Tuesday, August 17, 2021

Poetry in Motion: Lessons from Ecotherapy

by Heather Hill

I have just recently discovered a new Ecotherapy idea which I am calling "poetry in motion":  You select a poem that you love or even a quote or song- anything to focus your mind on something you enjoy or want to know intimately.  My favorite is Wild Geese by Mary Oliver.  Then you break the learning of the poem down so that each day when you walk, you memorize a line or two.  This is best done in nature with limited distractions from cars, people, etc. but if all you have is your own neighborhood, that will work as well.  This process, like using a mantra, will focus your mind, reduce the chance for rumination, and allows you to exercise your memory as well as your body.  

Wild Geese 

by Mary Oliver

 

You do not have to be good.

You do not have to walk on your knees

for a hundred miles through the desert repenting.

You only have to let the soft animal of your body

love what it loves.

 

Tell me about despair, yours, and I will tell you mine.

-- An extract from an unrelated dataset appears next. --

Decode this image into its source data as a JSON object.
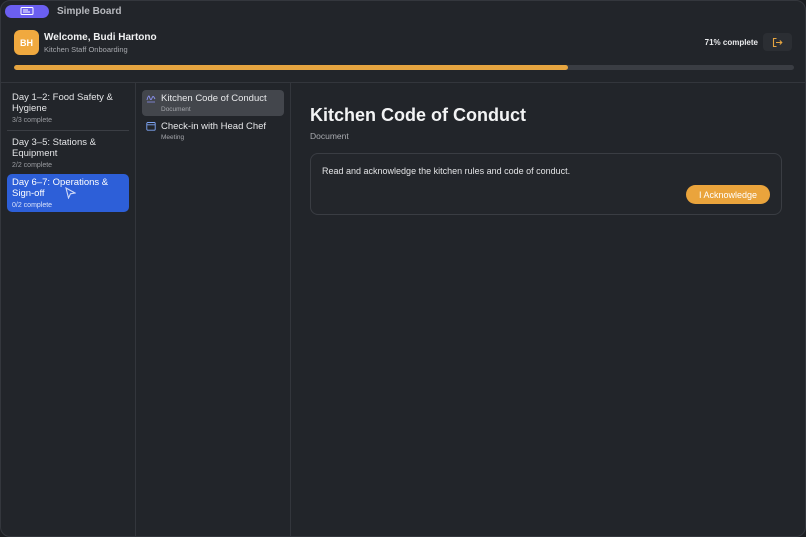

Meanwhile the world goes on.

Meanwhile the sun and the clear pebbles of the rain

are moving across the landscapes,

over the prairies and the deep trees,

the mountains and the rivers.

Meanwhile the wild geese, high in the clean blue air,

are heading home again.

 

Whoever you are, no matter how lonely,

the world offers itself to your imagination,

calls to you like the wild geese, harsh and exciting --

over and over announcing your place in the family of things

 

Additionally, here are two passages from Rilke's beloved Letters to a Young Poet that I regularly share with clients.

 

Be patient with all that is unresolved in your heart and try to love the questions themselves. Do not seek the answers that cannot be given For you would not be able to live them And the point is to live everything Live the questions now And perhaps without knowing it You will live along some day into the answers. Read More [Insert link to:

 

To love is good, too: love being difficult. For one human being to love another: that is perhaps the most difficult of all our tasks, the ultimate, the last test and proof, the work for which all other work is but preparation. For this reason young people, who are beginners in everything, cannot yet know love: they have to learn it. With their whole being, with all their forces, gathered close about their lonely, timid, upward-beating heart, they must learn to love. But learning-time is always a long, secluded time, and so loving, for a long while ahead and far on into life, is — solitude, intensified and deepened loneness for him who loves. Love is at first not anything that means merging, giving over, and uniting with another (for what would a union be of something unclarified and unfinished, still subordinate — ?), it is a high inducement to the individual to ripen, to become something in himself, to become world, to become world for himself for another’s sake, it is a great exacting claim upon him, something that chooses him out and calls him to vast things. Only in this sense, as the task of working at themselves (“to hearken and to hammer day and night”), might young people use the love that is given them. Merging and surrendering and every kind of communion is not for them (who must save and gather for a long, long time still), is the ultimate, is perhaps that for which human lives as yet scarcely suffice.”